You might integrate this perception of temperature into daily activities by periodically tracking the inconstant nature of temperature. Recognize the suffering that stems from incessantly reacting to fluctuations of temperature—preference of season, layers of clothing, adjusting heaters and air-conditioners. Learn to view temperature as simply a dynamic and impersonal material element.
Exercise 5. Highlighting Materiality that Arises from Kamma
To expose materiality that is kamma produced, this exercise highlights materiality at each sense door. Discern the sixty-three rūpas in the eye, ear, nose, tongue, and mind doors, and the fiftythree rūpas in the body door as you did in chapter 12 (see Table 12.7). Progress day by day, from birth until death, contemplating the materiality in each sense door, internally and externally, as impermanent, unsatisfactory, and not-self. Although you may accumulate countless sensory experiences in a hundred-year life span, nowhere will you find a single particle that remains stable throughout those encounters.
Exercise 6. Highlighting Materiality that Is Associated with Happiness289
This traditional approach uses the fluctuations of joy and grief to highlight materiality that arises with consciousness. Reflect on the vicissitudes of joy and grief, happiness and unhappiness. Your mood is fickle. The happiness that you felt when you received a perfect test score on your algebra exam arose and perished then; it is not the same happiness that you experienced when you married. The sadness that you felt when your goldfish died is not the same sadness that you feel reading the obituaries. The happiness that you feel in the moment that you emerge from jhāna is not the same happiness that you feel ten minutes later when you reflect upon it.
Understanding that joy and grief come and go, divide each day in your life into periods designated as being marked by happiness or unhappiness, and then observe materiality that arises in those periods. This exercise highlights the profus
ion of mind-produced materialities that occur with emotional states, but please discern all materialities, including those that are kamma-produced, nutriment-produced, temperature-produced, and mind-produced. Contemplate the impermanence, unsatisfactoriness, and not-self characteristics of all the material phenomena that arise in association with joy and grief. Discern, analyze, and contemplate rūpas occurring in each period internally and externally.

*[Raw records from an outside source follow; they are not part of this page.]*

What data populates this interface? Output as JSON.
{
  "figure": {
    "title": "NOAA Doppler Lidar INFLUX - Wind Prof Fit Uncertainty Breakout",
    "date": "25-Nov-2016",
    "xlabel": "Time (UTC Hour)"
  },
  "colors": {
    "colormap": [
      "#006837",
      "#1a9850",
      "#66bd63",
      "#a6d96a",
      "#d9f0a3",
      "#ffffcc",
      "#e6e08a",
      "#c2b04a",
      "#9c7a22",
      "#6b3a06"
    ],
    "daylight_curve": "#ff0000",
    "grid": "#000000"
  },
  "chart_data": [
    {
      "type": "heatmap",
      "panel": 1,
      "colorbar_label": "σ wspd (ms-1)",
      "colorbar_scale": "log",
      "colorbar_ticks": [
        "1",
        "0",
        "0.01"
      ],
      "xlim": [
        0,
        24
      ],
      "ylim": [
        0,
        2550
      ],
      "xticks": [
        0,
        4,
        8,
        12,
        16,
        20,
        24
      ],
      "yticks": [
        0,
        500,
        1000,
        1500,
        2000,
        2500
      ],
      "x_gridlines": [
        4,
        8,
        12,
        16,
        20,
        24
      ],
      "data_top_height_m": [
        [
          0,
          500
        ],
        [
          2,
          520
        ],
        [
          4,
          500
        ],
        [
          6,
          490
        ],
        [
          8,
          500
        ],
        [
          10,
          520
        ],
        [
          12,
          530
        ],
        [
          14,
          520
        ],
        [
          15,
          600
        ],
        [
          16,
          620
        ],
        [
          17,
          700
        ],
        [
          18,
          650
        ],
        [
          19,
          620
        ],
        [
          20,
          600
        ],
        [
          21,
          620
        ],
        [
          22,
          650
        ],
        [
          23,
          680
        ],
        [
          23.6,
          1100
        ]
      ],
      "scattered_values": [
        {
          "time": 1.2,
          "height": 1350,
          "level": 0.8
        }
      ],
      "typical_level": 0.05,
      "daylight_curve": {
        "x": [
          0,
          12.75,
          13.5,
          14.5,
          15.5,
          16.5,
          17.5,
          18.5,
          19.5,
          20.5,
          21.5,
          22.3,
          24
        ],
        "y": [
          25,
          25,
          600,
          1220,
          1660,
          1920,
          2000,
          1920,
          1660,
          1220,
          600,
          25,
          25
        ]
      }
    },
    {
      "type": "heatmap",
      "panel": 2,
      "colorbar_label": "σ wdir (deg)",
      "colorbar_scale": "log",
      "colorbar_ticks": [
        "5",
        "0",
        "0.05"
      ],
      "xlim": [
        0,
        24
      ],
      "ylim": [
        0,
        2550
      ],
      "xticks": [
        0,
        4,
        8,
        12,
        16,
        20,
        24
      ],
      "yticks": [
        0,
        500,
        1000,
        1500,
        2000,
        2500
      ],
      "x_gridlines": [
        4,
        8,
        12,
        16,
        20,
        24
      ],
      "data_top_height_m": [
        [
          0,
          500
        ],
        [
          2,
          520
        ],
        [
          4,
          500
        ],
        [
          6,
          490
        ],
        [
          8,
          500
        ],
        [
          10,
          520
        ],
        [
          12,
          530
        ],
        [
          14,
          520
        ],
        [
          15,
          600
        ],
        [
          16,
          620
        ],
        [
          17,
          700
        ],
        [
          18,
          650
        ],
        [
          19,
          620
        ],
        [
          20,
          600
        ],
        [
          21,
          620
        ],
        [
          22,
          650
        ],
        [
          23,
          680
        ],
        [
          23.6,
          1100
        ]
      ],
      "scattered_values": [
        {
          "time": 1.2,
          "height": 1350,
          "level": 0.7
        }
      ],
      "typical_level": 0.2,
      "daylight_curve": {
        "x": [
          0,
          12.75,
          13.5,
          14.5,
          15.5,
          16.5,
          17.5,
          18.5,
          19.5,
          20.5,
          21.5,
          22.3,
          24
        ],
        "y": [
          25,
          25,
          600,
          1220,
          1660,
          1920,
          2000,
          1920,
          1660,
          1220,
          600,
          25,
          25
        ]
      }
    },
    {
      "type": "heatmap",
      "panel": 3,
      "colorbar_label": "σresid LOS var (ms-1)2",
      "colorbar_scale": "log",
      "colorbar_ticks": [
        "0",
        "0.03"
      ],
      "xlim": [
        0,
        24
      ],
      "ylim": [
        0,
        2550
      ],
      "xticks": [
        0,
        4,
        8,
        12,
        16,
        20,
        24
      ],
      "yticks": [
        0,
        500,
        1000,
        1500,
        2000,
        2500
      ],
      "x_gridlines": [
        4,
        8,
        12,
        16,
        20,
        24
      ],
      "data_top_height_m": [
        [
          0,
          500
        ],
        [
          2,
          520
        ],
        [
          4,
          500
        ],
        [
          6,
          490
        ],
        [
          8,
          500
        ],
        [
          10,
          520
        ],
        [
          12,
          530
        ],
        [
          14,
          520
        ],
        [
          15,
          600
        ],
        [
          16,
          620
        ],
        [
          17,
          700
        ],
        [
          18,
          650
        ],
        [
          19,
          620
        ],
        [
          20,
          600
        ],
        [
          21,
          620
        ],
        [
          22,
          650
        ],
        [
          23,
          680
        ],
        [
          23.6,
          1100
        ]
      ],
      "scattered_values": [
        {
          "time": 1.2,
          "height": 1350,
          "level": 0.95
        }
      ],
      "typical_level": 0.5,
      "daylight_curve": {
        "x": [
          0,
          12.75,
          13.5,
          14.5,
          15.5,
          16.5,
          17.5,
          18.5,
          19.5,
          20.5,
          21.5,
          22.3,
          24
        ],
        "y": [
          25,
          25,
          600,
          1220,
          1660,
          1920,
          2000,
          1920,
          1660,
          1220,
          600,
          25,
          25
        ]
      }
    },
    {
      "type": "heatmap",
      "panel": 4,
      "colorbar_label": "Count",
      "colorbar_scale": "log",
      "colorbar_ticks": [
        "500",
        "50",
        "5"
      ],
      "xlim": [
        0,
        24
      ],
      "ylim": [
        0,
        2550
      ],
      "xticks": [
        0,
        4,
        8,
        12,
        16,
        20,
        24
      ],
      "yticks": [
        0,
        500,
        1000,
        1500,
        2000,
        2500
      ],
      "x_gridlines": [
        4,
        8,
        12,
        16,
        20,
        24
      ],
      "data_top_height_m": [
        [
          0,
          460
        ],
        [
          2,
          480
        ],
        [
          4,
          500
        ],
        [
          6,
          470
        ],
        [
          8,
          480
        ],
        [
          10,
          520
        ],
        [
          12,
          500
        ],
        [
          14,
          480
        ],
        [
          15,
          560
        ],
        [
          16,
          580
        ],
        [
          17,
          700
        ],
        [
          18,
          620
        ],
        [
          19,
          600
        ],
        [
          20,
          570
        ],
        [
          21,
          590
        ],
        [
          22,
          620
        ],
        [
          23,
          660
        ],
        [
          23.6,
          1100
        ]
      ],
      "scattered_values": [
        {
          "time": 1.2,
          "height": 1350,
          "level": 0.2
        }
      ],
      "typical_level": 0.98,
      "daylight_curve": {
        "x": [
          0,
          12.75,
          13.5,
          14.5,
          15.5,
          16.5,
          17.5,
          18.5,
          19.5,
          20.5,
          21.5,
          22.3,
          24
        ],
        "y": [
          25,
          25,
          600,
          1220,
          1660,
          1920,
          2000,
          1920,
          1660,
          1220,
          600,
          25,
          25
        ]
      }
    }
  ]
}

Then you may notice your mood as you experience daily life. Although nonmeditators may say, “I have been angry all day long,” or “I have been grieving continuously since my mother died last year,” when you look closely at the mind you will discover that every mood, feeling, emotion, and mental state arises and perishes as a sequence of subtle momentary events. Even the materiality that is associated with joy and grief changes constantly through arising, standing, and perishing phases. It is impossible for sadness to endure or anger to last. One event arises and perishes, and it is followed by another event that arises and perishes, and then another, and so on. Although nonmeditators might take their moods personally, by contemplating moods in the refined structure of formal meditation, and applying that understanding to the intricate dynamics of daily encounters, you will find nothing but fleeting events that are dependent upon ephemeral material formations; nothing is there to build a personal identity upon.